School of Computer Science and Information Engineering, Hefei University of Technology, Hefei 230009, China.
IEEE Trans Pattern Anal Mach Intell. 2013 May;35(5):1178-92. doi: 10.1109/TPAMI.2012.197.
We propose a new online feature selection framework for applications with streaming features where the knowledge of the full feature space is unknown in advance. We define streaming features as features that flow in one by one over time whereas the number of training examples remains fixed. This is in contrast with traditional online learning methods that only deal with sequentially added observations, with little attention being paid to streaming features. The critical challenges for Online Streaming Feature Selection (OSFS) include 1) the continuous growth of feature volumes over time, 2) a large feature space, possibly of unknown or infinite size, and 3) the unavailability of the entire feature set before learning starts. In the paper, we present a novel Online Streaming Feature Selection method to select strongly relevant and nonredundant features on the fly. An efficient Fast-OSFS algorithm is proposed to improve feature selection performance. The proposed algorithms are evaluated extensively on high-dimensional datasets and also with a real-world case study on impact crater detection. Experimental results demonstrate that the algorithms achieve better compactness and higher prediction accuracy than existing streaming feature selection algorithms.

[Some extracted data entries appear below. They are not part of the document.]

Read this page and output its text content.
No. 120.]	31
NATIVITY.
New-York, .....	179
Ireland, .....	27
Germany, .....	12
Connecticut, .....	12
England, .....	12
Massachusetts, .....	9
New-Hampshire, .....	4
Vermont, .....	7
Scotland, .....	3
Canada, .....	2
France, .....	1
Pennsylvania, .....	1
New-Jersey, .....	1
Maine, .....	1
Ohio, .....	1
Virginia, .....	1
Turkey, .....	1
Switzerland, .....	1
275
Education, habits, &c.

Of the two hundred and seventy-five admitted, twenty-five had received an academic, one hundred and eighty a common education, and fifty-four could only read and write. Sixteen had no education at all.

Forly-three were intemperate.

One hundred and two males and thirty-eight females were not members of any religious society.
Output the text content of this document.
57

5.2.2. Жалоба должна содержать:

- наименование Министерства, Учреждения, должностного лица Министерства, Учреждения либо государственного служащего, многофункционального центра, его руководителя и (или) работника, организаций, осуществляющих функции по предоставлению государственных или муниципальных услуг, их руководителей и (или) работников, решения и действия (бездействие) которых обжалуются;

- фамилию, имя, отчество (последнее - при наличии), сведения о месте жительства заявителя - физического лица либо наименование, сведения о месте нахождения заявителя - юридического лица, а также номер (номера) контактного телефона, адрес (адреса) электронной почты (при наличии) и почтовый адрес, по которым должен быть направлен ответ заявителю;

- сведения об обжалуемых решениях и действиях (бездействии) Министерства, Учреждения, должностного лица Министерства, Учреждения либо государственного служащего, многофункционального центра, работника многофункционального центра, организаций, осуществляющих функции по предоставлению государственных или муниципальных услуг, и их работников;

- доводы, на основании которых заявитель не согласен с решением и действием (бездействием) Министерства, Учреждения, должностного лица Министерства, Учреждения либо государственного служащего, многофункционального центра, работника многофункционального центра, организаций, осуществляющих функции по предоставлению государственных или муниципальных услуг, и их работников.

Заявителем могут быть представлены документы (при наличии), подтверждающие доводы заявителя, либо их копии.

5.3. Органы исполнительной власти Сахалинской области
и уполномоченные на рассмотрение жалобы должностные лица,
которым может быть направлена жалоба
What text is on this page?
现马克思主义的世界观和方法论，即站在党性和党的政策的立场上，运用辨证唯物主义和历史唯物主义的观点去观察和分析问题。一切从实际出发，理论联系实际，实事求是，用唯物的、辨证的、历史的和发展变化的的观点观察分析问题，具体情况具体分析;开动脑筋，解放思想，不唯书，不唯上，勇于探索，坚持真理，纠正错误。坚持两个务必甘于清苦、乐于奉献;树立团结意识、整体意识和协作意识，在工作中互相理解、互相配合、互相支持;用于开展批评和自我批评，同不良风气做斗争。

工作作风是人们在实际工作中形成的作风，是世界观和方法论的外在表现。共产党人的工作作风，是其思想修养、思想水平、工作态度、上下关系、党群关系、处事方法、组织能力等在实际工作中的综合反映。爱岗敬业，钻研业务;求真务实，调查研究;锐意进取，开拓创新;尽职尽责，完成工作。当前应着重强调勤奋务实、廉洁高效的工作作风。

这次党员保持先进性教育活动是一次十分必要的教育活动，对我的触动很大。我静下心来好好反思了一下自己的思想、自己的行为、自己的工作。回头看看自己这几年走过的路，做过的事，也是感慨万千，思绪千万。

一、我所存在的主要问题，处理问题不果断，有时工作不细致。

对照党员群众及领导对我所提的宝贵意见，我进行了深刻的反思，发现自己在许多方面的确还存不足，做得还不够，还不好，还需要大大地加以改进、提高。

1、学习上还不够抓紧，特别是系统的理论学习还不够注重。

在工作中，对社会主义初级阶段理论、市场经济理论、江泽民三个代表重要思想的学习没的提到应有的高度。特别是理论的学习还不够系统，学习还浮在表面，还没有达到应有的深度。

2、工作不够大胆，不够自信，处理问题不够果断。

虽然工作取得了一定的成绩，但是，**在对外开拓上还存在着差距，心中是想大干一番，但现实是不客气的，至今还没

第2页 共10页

我们提出了一种新的在线特征选择框架,用于具有流特征的应用,其中事先不知道完整的特征空间的知识。我们将流特征定义为随时间逐个流动的特征,而训练示例的数量保持不变。这与传统的在线学习方法形成对比,传统的在线学习方法仅处理顺序添加的观察结果,对流特征的关注很少。在线流特征选择(OSFS)的关键挑战包括 1)特征数量随时间不断增长,2)特征空间大,可能未知或无限大,以及 3)在学习开始之前无法获得整个特征集。在本文中,我们提出了一种新颖的在线流特征选择方法,以实时选择强相关且非冗余的特征。提出了一种有效的快速 OSFS 算法来提高特征选择性能。在高维数据集上以及在冲击坑检测的实际案例研究上,对所提出的算法进行了广泛的评估。实验结果表明,与现有的流特征选择算法相比,这些算法实现了更好的紧凑性和更高的预测准确性。